Two years ago in BYT, I wrote that All the Way, written by Robert Schenkkan and directed by Kyle Donnelly, was biting off more than it could chew. In trying to tell so much of the past at once, that play necessitates characters who stand there and explain their motivations, deliver exposition like it’s news reports, and generally pontificate in ways it’s difficult to imagine their real-life counterparts doing.
The Great Society, also written by Schenkkan and directed by Donnelly, corrects that problem. It tackles the Voting Rights Act, the social safety net, the Selma march, the Chicago race riots, the Vietnam War, and the election of ’68, but it doesn’t try to present the definitive version of any of those events; it depicts them glancingly, as part of a messy, tumbling whole that kept LBJ from seeking re-election. Martin Luther King Jr., Lady Bird Johnson, and, hell, even J. Edgar Hoover come off more as people here than textbook cut-outs come to life.

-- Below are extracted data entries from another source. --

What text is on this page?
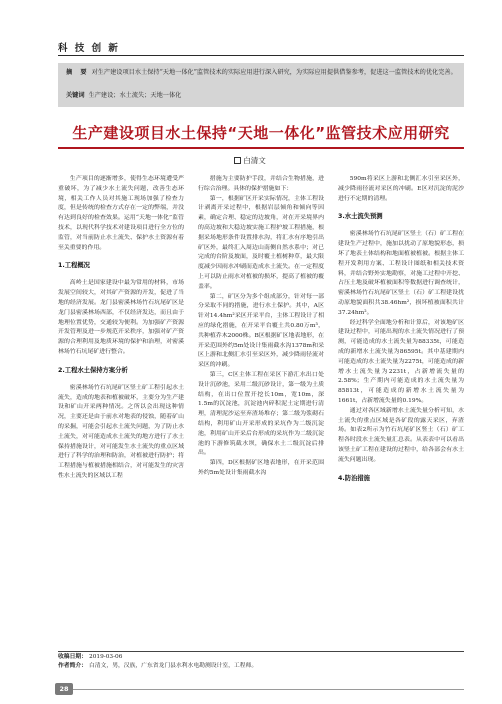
科 技 创 新
摘　要 对生产建设项目水土保持“天地一体化”监管技术的实际应用进行深入研究，为实际应用提供借鉴参考，促进这一监管技术的优化完善。
关键词 生产建设；水土流失；天地一体化
生产建设项目水土保持“天地一体化”监管技术应用研究
白清文

生产项目的逐渐增多，使得生态环境遭受严重破坏，为了减少水土流失问题，改善生态环境，相关工作人员对其施工现场加强了检查力度，但是传统的检查方式存在一定的弊端，并没有达到良好的检查效果。运用“天地一体化”监管技术，以现代科学技术对建设项目进行全方位的监管，对当前防止水土流失、保护水土资源有着至关重要的作用。

1.工程概况

高岭土是国家建设中最为常用的材料，市场发展空间较大，对其矿产资源的开发，促进了当地的经济发展。龙门县密溪林场竹石坑尾矿区是龙门县密溪林场西部，不仅经济发达，而且由于地理位置优势，交通较为便利。为加强矿产资源开发管理及进一步规范开采秩序，加强对矿产资源的合理利用及地质环境的保护和治理，对密溪林场竹石坑尾矿进行整合。

2.工程水土保持方案分析

密溪林场竹石坑尾矿区竖土矿工程引起水土流失，造成的地表和植被破坏，主要分为生产建设和矿山开采两种情况。之所以会出现这种情况，主要还是由于前水对地表的侵蚀，随着矿山的采掘，可能会引起水土流失问题，为了防止水土流失，对可能造成水土流失的地方进行了水土保持措施设计，对可能发生水土流失的重点区域进行了科学的治理和防治，对植被进行防护；将工程措施与植被措施相结合，对可能发生的灾害性水土流失的区域以工程

措施为主要防护手段，并结合生物措施，进行综合治理。具体的保护措施如下：

第一，根据矿区开采实际情况，主体工程设计剥离开采过程中，根据岩层倾角和倾向等因素，确定合理、稳定的边坡角，对在开采境界内的高边坡和大稳边坡实施工程护坡工程措施，根据采场地形条件设置排水沟，将汇水有序地引出矿区外，最终汇入周边山南侧自然水系中；对已完成的台阶及坡面，及时覆土植树种草，最大限度减少因雨水冲刷而造成水土流失。在一定程度上可以防止雨水对植被的损坏，提高了植被的覆盖率。

第二，矿区分为多个组成部分，针对每一部分采取不同的措施，进行水土保护。其中，A区针对14.4hm²采区开采平台，主体工程设计了相应的绿化措施，在开采平台覆土共0.80万m³，共种植乔木2000株。B区根据矿区地表地形，在开采范围外约5m处设计集雨截水沟1378m和采区上游和北侧汇水引至采区外，减少降雨径流对采区的冲刷。

第三，C区主体工程在采区下游汇水出口处设计沉砂池，采用二级沉砂设计，第一级为土质结构，在出口位置开挖长10m，宽10m，深1.5m的沉淀池，沉淀池内碎积泥土定期进行清理，清理泥沙运至弃渣场堆存；第二级为浆砌石结构，利用矿山开采形成的采坑作为二级沉淀池，利用矿山开采后台形成的采坑作为二级沉淀池的下游修筑截水坝，确保水土二级沉淀后排出。

第四，D区根据矿区地表地形，在开采范围外约5m处设计集雨截水沟

590m将采区上游和北侧汇水引至采区外，减少降雨径流对采区的冲刷。E区对沉淀的泥沙进行不定期的清理。

3.水土流失预测

密溪林场竹石坑尾矿区竖土（石）矿工程在建设生产过程中，施加以扰动了原地貌形态，损坏了地表土体结构和地面植被植被。根据主体工程开发利用方案、工程设计图纸和相关技术资料，并结合野外实地勘察，对施工过程中开挖、占压土地及破坏植被面积等数据进行调查统计，密溪林场竹石坑尾矿区竖土（石）矿工程建设扰动原地貌面积共38.46hm²，损坏植被面积共计37.24hm²。

经过科学全面地分析和计算后，对该地矿区建设过程中，可能出现的水土流失情况进行了预测，可能造成的水土流失量为88335t，可能造成的新增水土流失量为86595t。其中基建期内可能造成的水土流失量为2275t，可能造成的新增水土流失量为2231t，占新增流失量的2.58%；生产期内可能造成的水土流失量为85813t，可能造成的新增水土流失量为1661t，占新增流失量的0.19%。

通过对各区域新增水土流失量分析可知，水土流失的重点区域是各矿段的露天采区，弃渣场。如表2所示为竹石坑尾矿区竖土（石）矿工程各时段水土流失量汇总表。从表表中可以看出该竖土矿工程在建设的过程中，给各部会有水土流失问题出现。

4.防治措施
收稿日期： 2019-03-06
作者简介： 白清文，男，汉族，广东省龙门县水利水电勘测设计室，工程师。
28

Even more impressive: Arena got (most of) the band back together! Jack Willis returns to the lead roll of the nation’s 36th president, chewing on that Texas accent like a big piece of jerky. Also back for seconds are our Gov. George Wallace (Cameron Folmar delights in his southern-accented villain), King Jr. (Bowman Wright plays both man and myth), Hoover (Richmond Hoxie climbs right into the 20th century’s most twisted law enforcement mind) and Lady Bird (Susan Rome thankfully has more to do this time out). None of these performances felt lacking in the slightest, and welcome additions come in the form of Deonna Bouye’s Coretta Scott King and Andrew Weems’s Chicago Mayor Richard J. Daley.
I’m equally glad Nan Cibula-Jenkins returned to do the costumes. These look like outfits people in the 1960s would truly wear, not styles meant to simulate them.
It’s not hard to imagine why the typical theatregoer would be interested in LBJ nostalgia right now: He was a liberal who passed sweeping reforms but oversaw an unpopular, victory-free war and was ultimately succeeded in office by a conservative perhaps most famous for his struggles with his own Justice Department.
Two moments in particular resonate with 2018 America. The one that comes second is clumsy and artless and I’d cut it from the show with a bone-saw if they asked my opinion: Nixon, in the Oval Office, says he wants to make America great again. Boo. But one earlier in the show hits home: Johnson is commiserating with his vice president on one of many dark nights. Nixon can talk about “law and order” all he wants, LBJ says, we all know what he’s really saying: Let’s keep people of color down.
Indeed, The Great Society does not depict the late ’60s as a free-love liberal utopia. Vietnam quickly spirals out of control, and, of course, American racism hasn’t gone anywhere. Backdrop screens use stock footage and grim statistics to show the world closing in on the Johnson White House. Riot scenes feel more stagey than visceral, but there is a neat Molotov cocktail effect. The story practially comes across in a series of chants. There’s “Black Power!” There’s “White Power!” And, of course, the cruelest political rhyme to ever smack of truth: “Hey, Hey, LBJ! How many kids did you kill today?”
The Fichandler Stage’s in-the-round space is a tough one to hold, but hold it Willis does, both in monologues about his hard-scrabble past and in sparring scenes with others.
A powerful, if very blunt, visual metaphor comes in the second half of act 2. As Johnson is composing one of many, many letters to the families of fallen troops, we watch an American soldier dragging the corpse of one of his comrades in a circle around the distraught president, leaving a bright red ring of blood around the Oval Office and presidential seal. It stays there for the rest of the play.